Ag Sector Plagued by Penalties, Shipping Uncertainty Due to Coronavirus, Industry Rep Says
Agricultural exporters and shippers are losing “hundreds of millions of dollars” due to shipping uncertainty and cargo detention penalties caused by the response to the coronavirus pandemic, said Peter Friedmann, executive director of the Agriculture Transportation Coalition. Friedmann was critical of the Federal Maritime Commission, which has yet to finalize a proposed rule issued last year that would provide guidance about how the FMC assesses the fairness of demurrage and detention practices. The rule’s public comment period ended in October.
“There's nothing going on over there at the FMC other than dragging their feet,” Friedmann said in an interview. “If the Federal Maritime Commission wants to be a positive force during this coronavirus crisis, it has something right on its table that is ready to do.”
Friedmann and the AgTC, which was one of more than 60 trade groups that signed a March 16 letter urging the FMC to finalize the rule (see 2003170058), said detention penalties have been one of the major pain points impacting agricultural exporters and shippers as the coronavirus has spread. In the letter, the groups said they are specifically concerned about detention penalties charged “when equipment cannot be returned or containers cannot be picked up during the free period” -- the period when exemptions apply for detention and demurrage penalties.
Despite asking ocean carriers to extend free time (see 2002030034), the carriers continue to impose the penalties, Friedmann said, adding that “a couple” of AgTC members have been penalized “$30 to $50 million.” Penalties are particularly an issue in Los Angeles, where there is a “tremendous lack of capacity to handle the huge flow of cargo,” he said. “Chinese ocean carriers are desperate to get piles of empty containers that are stacked up in Southern California back to Asia, with cargo in them or not. That's created congestion.”
The rule delay “really leaves many of us to wonder why we have an FMC anymore if they can’t act in their one area of jurisdiction,” Friedmann said. He said the group has “communicated to Capitol Hill” about the delay. “We’re very, very puzzled why the [FMC] chairman would be dragging his feet,” Friedmann said. The FMC did not comment.
In addition to concerns about cargo detention penalties, the AgTC has been closely monitoring the Port of Houston Authority, which announced earlier this week it was closing two terminals after a worker tested positive for COVID-19. Although operations temporarily ceased at Bayport and Barbours Cut Shipping Terminals, the port authority said it planned to reopen late on March 19 for both container terminals, according to a news release. The worker who tested positive for COVID-19 was placed in quarantine and had “limited” exposure to other workers, the port said. “Following CDC guidelines, all those that he has been in direct contact with during the 2 days worked at Port Houston facilities are in self-quarantine,” the port authority said. “Additionally, those who maintained social distancing from the worker, and have low risk, have been advised.” CBP was working closely with the port authority to “ensure orderly business resumption once a decision is made to reopen the terminals,” CBP said in a CSMS message.
Friedmann called the port’s original announcement “devastating,” adding that he is unsure what ripple effect it could have on ports throughout the country. “If at every port, one of the thousands of dock workers tests positive, and that means the port is shut down, our whole country is going to be cut off,” Friedmann said. “No exports. No imports. Period.” The AgTC is reaching out to port directors country-wide to determine their policies for dealing with an infected worker. “That's topic No. 1 on everybody's mind right now,” Friedmann said. “That brings it from policy to actual direct impact.”
As penalties continue to be levied and as the future of U.S. ports remains uncertain, China is increasing scrutiny of incoming cargo vessels as it tries to control the coronavirus outbreak, leading to unloading delays and backlogs of hundreds of thousands of containers, according to a March 19 Bloomberg report. One Chinese port in Fuzhou is quarantining all incoming ships from certain countries, including the U.S., for two weeks, the report said. The delays are leading to the lowest levels ever recorded of cargo container availability at Los Angeles and several European ports, including Hamburg, Rotterdam and Antwerp.
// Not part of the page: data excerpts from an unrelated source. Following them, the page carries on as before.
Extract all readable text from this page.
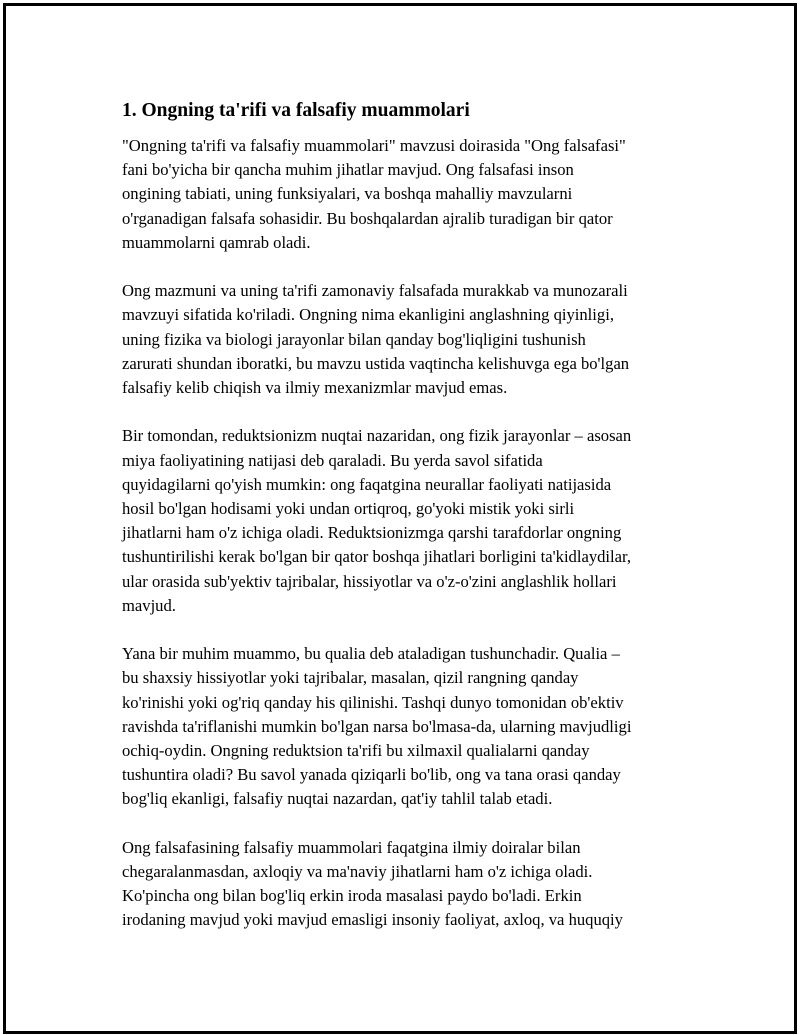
1. Ongning ta'rifi va falsafiy muammolari

"Ongning ta'rifi va falsafiy muammolari" mavzusi doirasida "Ong falsafasi"
fani bo'yicha bir qancha muhim jihatlar mavjud. Ong falsafasi inson
ongining tabiati, uning funksiyalari, va boshqa mahalliy mavzularni
o'rganadigan falsafa sohasidir. Bu boshqalardan ajralib turadigan bir qator
muammolarni qamrab oladi.

Ong mazmuni va uning ta'rifi zamonaviy falsafada murakkab va munozarali
mavzuyi sifatida ko'riladi. Ongning nima ekanligini anglashning qiyinligi,
uning fizika va biologi jarayonlar bilan qanday bog'liqligini tushunish
zarurati shundan iboratki, bu mavzu ustida vaqtincha kelishuvga ega bo'lgan
falsafiy kelib chiqish va ilmiy mexanizmlar mavjud emas.

Bir tomondan, reduktsionizm nuqtai nazaridan, ong fizik jarayonlar – asosan
miya faoliyatining natijasi deb qaraladi. Bu yerda savol sifatida
quyidagilarni qo'yish mumkin: ong faqatgina neurallar faoliyati natijasida
hosil bo'lgan hodisami yoki undan ortiqroq, go'yoki mistik yoki sirli
jihatlarni ham o'z ichiga oladi. Reduktsionizmga qarshi tarafdorlar ongning
tushuntirilishi kerak bo'lgan bir qator boshqa jihatlari borligini ta'kidlaydilar,
ular orasida sub'yektiv tajribalar, hissiyotlar va o'z-o'zini anglashlik hollari
mavjud.

Yana bir muhim muammo, bu qualia deb ataladigan tushunchadir. Qualia –
bu shaxsiy hissiyotlar yoki tajribalar, masalan, qizil rangning qanday
ko'rinishi yoki og'riq qanday his qilinishi. Tashqi dunyo tomonidan ob'ektiv
ravishda ta'riflanishi mumkin bo'lgan narsa bo'lmasa-da, ularning mavjudligi
ochiq-oydin. Ongning reduktsion ta'rifi bu xilmaxil qualialarni qanday
tushuntira oladi? Bu savol yanada qiziqarli bo'lib, ong va tana orasi qanday
bog'liq ekanligi, falsafiy nuqtai nazardan, qat'iy tahlil talab etadi.

Ong falsafasining falsafiy muammolari faqatgina ilmiy doiralar bilan
chegaralanmasdan, axloqiy va ma'naviy jihatlarni ham o'z ichiga oladi.
Ko'pincha ong bilan bog'liq erkin iroda masalasi paydo bo'ladi. Erkin
irodaning mavjud yoki mavjud emasligi insoniy faoliyat, axloq, va huquqiy
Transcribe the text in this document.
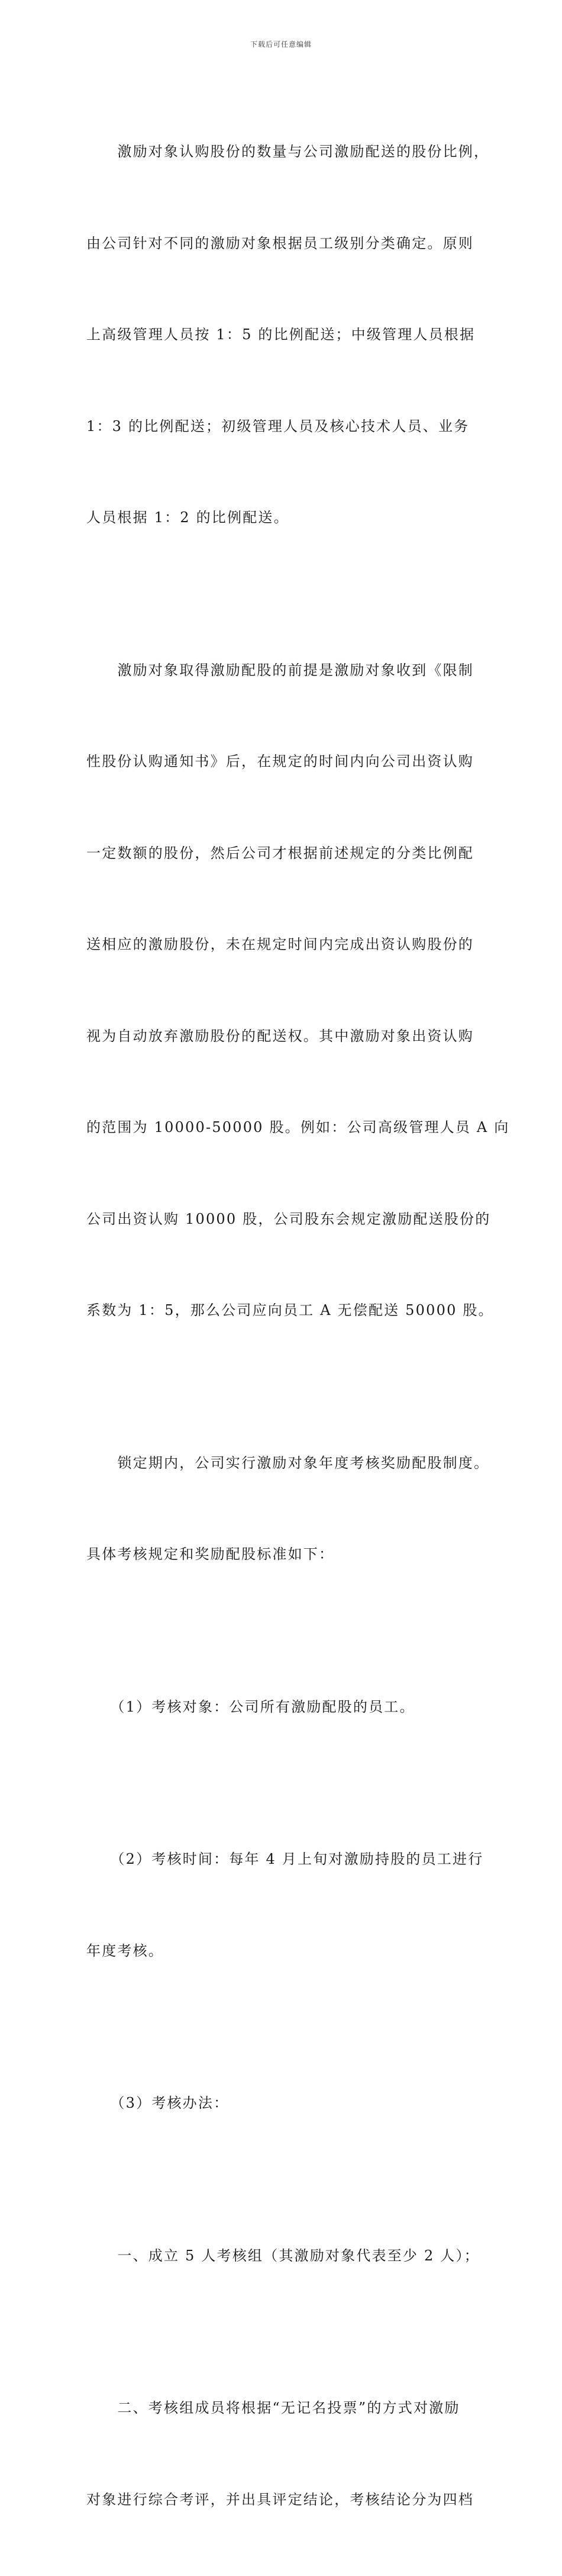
下载后可任意编辑

　　激励对象认购股份的数量与公司激励配送的股份比例，

由公司针对不同的激励对象根据员工级别分类确定。原则

上高级管理人员按 1：5 的比例配送；中级管理人员根据

1：3 的比例配送；初级管理人员及核心技术人员、业务

人员根据 1：2 的比例配送。

　　激励对象取得激励配股的前提是激励对象收到《限制

性股份认购通知书》后，在规定的时间内向公司出资认购

一定数额的股份，然后公司才根据前述规定的分类比例配

送相应的激励股份，未在规定时间内完成出资认购股份的

视为自动放弃激励股份的配送权。其中激励对象出资认购

的范围为 10000-50000 股。例如：公司高级管理人员 A 向

公司出资认购 10000 股，公司股东会规定激励配送股份的

系数为 1：5，那么公司应向员工 A 无偿配送 50000 股。

　　锁定期内，公司实行激励对象年度考核奖励配股制度。

具体考核规定和奖励配股标准如下：

　　（1）考核对象：公司所有激励配股的员工。

　　（2）考核时间：每年 4 月上旬对激励持股的员工进行

年度考核。

　　（3）考核办法：

　　一、成立 5 人考核组（其激励对象代表至少 2 人）；

　　二、考核组成员将根据“无记名投票”的方式对激励

对象进行综合考评，并出具评定结论，考核结论分为四档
While Friedmann said he has not yet heard from members about China’s increased scrutiny of U.S. vessels, he said the measure falls in line with AgTC’s experience doing business in the country, adding that he has doubts about whether China is delaying incoming vessels for virus-related reasons. “We’re a little bit skeptical about whether China is primarily concerned about health and safety,” he said, “or if this is some retaliation, some manipulation in order to press the United States on other agenda items that the Chinese might have.”